Typewriters were the tool of choice for many of the Fluxus artists of the 1960s. The anthology Typewriter Poems (1972, edited by Peter Finch and published by Something Else Press) collected their efforts and showed what a powerfully expressive medium typewritten text can be. Uriarte’s series reveals some of this expressiveness, almost as though by accident, as each typewriter has its unique character or personality. For those of us who grew up before computers replaced the old mechanical machines, seeing one of these sheets is like meeting an old friend; even the mechanical mistakes bring back fond memories. In comparison, computers seem cold and soulless with their perfectly rendered type and unmoving uniformity. Uriarte plays on this comparison and on the strange nostalgia we feel for the old office machines. 1s and 0s in series are a language that belongs to the computer age and can, in fact, only be read by computers. It is not meant to be seen by human eyes; it is the computer’s private language. Even to print it out seems futile but to painstakingly type it on decades old typewriters takes this to the level of obsession. The result can only be, in Uriarte’s words, “an indecipherable mumble”. If Fluxus liberated the typewriter from the office and revealed its expressiveness, Uriarte’s work shows how painfully inexpressive our computerised office world has become. His attempt to reconcile the computerised present with our nostalgia for the mechanical past is like a failed tryst with an old lover: Too much time has passed, too much has changed, and all that now remains is a memory, like a faded photograph.

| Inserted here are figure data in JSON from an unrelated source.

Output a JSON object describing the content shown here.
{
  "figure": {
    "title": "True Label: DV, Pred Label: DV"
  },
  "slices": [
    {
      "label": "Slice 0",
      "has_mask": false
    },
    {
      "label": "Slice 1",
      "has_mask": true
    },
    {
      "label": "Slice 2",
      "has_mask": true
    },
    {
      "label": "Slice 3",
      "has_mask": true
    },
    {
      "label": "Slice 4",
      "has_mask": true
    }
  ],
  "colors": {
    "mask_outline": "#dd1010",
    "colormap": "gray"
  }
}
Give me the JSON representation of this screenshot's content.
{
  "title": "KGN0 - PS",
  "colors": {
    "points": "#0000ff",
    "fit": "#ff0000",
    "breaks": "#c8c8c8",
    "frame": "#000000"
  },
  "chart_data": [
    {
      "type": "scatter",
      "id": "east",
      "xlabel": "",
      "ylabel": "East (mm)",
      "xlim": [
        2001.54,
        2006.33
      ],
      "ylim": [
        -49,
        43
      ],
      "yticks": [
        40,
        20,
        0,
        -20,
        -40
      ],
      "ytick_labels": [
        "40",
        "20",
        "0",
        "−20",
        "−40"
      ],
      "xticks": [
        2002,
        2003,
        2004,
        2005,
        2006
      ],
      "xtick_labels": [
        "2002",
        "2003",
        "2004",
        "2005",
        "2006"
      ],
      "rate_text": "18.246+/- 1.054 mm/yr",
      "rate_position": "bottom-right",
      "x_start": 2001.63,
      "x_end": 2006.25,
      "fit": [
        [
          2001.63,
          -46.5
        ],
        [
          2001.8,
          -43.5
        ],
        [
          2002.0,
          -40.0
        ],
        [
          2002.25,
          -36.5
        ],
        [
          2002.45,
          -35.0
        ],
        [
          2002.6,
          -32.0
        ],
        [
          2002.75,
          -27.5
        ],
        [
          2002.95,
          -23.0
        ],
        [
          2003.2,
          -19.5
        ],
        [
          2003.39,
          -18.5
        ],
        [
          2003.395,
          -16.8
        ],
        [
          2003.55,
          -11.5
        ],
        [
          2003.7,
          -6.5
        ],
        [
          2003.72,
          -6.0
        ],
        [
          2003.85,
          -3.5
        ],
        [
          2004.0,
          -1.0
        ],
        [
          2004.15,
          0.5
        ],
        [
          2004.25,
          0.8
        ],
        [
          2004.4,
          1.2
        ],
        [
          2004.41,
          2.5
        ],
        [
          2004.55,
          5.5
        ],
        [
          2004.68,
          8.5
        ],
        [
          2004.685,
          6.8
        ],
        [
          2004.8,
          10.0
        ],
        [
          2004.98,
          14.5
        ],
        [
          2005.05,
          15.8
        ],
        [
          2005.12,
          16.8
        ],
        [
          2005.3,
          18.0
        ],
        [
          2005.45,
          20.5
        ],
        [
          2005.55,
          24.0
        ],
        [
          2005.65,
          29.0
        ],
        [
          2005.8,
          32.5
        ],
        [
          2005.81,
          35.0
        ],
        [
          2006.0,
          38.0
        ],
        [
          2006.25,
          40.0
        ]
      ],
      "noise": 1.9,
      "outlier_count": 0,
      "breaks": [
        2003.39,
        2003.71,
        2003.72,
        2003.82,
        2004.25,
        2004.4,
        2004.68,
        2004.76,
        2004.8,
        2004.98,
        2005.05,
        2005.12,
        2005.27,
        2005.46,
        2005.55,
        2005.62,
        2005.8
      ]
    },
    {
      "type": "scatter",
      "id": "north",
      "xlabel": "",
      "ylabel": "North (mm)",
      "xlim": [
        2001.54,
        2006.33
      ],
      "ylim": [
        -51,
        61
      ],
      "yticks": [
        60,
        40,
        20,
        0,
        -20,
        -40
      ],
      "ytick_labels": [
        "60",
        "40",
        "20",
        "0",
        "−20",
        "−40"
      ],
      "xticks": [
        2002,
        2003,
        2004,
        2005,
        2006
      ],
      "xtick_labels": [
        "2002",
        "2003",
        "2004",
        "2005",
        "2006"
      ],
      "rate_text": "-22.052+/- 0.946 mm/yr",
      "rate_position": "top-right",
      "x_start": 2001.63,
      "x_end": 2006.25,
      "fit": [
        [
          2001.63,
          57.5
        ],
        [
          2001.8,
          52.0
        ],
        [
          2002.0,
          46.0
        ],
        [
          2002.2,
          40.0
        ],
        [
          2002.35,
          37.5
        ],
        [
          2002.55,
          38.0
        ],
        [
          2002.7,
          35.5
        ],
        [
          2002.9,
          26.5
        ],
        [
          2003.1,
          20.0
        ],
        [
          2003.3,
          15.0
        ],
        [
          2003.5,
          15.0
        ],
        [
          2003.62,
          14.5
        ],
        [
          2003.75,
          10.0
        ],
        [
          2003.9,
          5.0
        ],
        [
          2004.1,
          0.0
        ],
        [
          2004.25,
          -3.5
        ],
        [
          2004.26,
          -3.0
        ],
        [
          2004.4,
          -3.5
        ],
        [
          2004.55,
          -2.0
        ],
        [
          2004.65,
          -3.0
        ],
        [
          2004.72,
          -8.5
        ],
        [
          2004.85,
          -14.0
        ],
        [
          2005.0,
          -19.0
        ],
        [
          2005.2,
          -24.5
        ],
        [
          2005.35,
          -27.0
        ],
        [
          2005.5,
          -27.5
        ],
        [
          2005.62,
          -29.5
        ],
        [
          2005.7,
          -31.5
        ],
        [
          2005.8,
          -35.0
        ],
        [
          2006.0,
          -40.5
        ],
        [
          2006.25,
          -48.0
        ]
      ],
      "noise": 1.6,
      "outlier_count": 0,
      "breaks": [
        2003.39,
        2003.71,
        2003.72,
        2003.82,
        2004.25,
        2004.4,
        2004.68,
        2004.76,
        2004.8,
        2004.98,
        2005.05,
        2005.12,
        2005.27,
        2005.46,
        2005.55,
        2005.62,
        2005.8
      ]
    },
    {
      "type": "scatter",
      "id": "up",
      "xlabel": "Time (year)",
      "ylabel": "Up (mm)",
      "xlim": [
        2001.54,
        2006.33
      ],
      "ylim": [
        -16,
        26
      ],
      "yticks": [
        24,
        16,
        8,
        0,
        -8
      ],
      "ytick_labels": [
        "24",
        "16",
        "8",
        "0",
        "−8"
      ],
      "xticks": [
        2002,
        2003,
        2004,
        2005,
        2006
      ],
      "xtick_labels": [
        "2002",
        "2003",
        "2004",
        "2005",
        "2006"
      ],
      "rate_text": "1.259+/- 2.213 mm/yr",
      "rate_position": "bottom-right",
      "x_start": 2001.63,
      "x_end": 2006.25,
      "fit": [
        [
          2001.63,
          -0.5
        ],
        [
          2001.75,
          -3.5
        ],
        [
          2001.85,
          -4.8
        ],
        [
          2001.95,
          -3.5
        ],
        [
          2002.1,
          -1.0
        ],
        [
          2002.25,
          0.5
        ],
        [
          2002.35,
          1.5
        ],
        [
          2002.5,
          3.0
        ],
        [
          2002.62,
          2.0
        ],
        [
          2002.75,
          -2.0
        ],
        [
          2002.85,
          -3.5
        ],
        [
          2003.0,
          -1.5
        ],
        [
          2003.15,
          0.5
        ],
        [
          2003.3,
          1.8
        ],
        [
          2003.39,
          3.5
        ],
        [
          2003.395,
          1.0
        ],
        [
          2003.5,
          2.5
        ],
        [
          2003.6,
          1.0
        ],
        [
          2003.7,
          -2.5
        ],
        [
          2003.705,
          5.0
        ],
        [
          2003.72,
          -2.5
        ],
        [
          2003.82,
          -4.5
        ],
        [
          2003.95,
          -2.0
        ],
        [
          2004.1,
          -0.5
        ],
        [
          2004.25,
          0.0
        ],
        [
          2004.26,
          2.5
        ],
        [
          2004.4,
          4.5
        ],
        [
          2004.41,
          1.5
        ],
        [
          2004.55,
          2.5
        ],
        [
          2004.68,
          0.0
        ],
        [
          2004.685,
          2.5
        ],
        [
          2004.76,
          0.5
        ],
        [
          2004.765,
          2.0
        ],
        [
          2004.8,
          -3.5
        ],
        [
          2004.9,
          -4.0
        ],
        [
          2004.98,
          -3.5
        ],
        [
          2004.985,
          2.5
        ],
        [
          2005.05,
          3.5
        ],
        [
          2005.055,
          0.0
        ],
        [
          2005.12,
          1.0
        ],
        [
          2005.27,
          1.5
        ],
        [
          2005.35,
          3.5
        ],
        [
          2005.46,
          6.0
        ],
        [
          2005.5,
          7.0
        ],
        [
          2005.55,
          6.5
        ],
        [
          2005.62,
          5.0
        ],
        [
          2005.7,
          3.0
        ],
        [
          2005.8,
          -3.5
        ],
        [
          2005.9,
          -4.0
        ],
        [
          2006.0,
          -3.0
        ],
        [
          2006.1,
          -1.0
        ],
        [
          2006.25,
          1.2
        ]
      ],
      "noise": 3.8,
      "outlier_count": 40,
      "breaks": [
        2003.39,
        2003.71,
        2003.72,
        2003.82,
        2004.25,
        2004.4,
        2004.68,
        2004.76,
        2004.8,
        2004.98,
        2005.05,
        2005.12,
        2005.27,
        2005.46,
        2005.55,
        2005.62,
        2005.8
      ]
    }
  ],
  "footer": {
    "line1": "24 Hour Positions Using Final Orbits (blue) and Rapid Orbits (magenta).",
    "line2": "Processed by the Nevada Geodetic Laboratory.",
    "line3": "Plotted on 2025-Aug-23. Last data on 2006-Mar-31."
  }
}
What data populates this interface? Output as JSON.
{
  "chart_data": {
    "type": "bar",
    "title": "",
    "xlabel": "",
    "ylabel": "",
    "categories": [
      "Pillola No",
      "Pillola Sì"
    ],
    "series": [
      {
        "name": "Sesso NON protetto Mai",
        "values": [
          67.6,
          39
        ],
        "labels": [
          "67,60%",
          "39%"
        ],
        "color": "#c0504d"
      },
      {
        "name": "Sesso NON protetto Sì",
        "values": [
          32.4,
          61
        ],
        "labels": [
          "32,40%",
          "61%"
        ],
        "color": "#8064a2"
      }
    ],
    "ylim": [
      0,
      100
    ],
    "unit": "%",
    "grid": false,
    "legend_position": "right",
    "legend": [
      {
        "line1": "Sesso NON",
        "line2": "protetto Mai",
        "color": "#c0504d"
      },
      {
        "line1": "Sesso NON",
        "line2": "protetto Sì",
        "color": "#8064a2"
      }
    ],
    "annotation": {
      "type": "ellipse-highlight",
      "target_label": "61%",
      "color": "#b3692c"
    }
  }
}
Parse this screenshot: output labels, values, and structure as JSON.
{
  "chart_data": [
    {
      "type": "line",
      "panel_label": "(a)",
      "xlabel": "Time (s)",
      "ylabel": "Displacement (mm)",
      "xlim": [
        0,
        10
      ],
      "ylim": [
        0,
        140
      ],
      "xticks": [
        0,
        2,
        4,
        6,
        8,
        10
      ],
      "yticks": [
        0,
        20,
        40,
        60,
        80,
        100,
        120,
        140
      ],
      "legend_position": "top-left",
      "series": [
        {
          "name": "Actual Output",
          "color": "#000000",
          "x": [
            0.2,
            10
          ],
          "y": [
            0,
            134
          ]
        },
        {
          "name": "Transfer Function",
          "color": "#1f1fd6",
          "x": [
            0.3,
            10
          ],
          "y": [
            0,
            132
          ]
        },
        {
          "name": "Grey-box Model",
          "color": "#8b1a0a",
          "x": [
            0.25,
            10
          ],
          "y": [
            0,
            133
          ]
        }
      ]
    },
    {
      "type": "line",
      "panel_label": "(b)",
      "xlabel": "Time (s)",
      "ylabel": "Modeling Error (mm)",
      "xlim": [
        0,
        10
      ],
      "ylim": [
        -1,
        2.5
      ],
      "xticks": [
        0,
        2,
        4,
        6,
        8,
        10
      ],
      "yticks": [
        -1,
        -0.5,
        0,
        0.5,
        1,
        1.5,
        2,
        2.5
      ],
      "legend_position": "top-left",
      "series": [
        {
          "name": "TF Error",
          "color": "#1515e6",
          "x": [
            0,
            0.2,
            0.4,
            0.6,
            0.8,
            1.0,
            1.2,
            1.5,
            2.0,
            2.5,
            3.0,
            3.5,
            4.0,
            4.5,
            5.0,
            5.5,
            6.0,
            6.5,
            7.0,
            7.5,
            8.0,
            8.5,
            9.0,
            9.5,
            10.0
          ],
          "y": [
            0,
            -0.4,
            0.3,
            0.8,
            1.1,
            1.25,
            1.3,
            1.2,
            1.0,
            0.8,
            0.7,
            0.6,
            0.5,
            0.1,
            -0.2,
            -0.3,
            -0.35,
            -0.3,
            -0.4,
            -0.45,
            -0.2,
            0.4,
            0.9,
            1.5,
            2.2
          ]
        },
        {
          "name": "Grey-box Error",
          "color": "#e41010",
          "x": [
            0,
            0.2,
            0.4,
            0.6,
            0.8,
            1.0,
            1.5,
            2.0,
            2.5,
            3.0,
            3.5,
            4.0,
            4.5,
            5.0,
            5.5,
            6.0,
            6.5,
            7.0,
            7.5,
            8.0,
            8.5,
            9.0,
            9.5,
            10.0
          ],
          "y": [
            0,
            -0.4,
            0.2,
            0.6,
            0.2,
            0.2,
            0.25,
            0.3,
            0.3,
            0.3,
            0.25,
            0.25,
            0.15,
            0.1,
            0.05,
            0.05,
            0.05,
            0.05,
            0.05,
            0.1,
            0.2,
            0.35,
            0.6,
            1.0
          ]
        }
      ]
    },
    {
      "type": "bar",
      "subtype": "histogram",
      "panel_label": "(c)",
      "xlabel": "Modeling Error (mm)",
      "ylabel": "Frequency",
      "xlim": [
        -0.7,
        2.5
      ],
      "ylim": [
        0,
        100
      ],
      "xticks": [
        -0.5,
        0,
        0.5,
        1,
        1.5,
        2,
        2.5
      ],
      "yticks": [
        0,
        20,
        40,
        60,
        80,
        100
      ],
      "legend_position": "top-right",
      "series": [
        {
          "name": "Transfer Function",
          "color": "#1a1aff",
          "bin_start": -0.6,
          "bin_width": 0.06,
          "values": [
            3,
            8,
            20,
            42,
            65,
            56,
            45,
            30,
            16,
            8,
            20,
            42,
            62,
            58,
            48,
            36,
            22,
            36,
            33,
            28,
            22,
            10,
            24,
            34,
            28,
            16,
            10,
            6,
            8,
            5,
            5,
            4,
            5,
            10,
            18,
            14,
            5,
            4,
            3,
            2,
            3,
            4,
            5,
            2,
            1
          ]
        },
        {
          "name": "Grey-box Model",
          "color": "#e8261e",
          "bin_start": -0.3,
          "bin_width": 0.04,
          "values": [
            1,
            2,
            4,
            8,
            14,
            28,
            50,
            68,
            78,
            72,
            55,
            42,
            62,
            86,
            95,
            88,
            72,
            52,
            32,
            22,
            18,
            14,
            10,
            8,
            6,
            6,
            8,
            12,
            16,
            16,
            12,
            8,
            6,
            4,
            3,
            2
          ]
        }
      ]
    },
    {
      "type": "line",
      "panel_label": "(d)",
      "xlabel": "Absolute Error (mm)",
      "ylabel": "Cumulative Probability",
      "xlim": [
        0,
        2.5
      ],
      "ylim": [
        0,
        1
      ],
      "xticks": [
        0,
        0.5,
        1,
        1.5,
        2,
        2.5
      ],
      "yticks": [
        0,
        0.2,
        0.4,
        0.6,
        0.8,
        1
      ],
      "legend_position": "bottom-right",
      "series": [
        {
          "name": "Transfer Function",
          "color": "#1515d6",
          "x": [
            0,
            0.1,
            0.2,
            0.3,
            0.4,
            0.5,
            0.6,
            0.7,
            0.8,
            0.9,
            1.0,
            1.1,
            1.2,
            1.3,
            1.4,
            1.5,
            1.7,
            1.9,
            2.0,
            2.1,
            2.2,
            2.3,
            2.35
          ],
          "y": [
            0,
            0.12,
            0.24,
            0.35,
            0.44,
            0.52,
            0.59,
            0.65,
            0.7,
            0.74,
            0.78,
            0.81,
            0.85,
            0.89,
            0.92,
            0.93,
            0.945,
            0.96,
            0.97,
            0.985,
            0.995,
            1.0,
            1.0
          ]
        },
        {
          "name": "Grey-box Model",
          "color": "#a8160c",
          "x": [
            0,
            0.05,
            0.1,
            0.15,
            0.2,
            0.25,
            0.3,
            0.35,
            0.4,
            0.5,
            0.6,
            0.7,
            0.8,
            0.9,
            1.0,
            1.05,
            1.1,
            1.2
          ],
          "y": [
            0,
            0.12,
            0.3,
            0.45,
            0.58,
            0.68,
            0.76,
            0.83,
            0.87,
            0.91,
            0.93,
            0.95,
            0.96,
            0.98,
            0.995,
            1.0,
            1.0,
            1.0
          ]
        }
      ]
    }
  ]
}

The two other series in this exhibition are more formal explorations. The Four Colour Documents(2012–2013) are visual conjugations, each one showing four rectangles, of the size and ratio of A4 paper, created with lines in four basic colours: Black, blue, red and green. The rectangles are placed in different positions on the field, overlapping and creating different moiré effects and colour illusions as they interact. The drawings are an attempt at exhausting the possible interactions of these elements, to provide a complete and rigorous system, but instead of looking predictable they surprise us by turning the different configurations into a playfully choreographed dance, light and airy rather than sombre and stiff. This is very much in the vein of Uriarte’s earlier work, such as his geometrical arrangements of office rulers, in revealing the playful possibilities inherent in even the most strictly regimented environments.
The sixteen drawings of the Amorphous Transition Matrix (2013–2014) reflect a slightly different approach. Beginning with a quickly drawn gesture, they show irregular oval outlines filled in with methodical scribbles, graded from the edges to give a texture and shape to the simple forms. Like the Four Colour Documents, these drawings exploit the ambivalent relationship of method and play, transforming a playful gesture into a methodical project which, again, results in a strangely organic object emerging on the paper.
As with all of Uriarte’s work, these three series work on many different levels. As strictly organised exercises – in the manner of Oulipo – they aim for completeness, exploring all the possibilities inherent in the rules the artist has set. The rules are clear and we see at a glance how they play out in each series. And yet there are surprises, unexpected transitions where regimentation segues over into play and we see glimpses of humour emerging from what otherwise might have been only mindless repetition. To see this accomplished with mere office supplies seems little short of a miracle.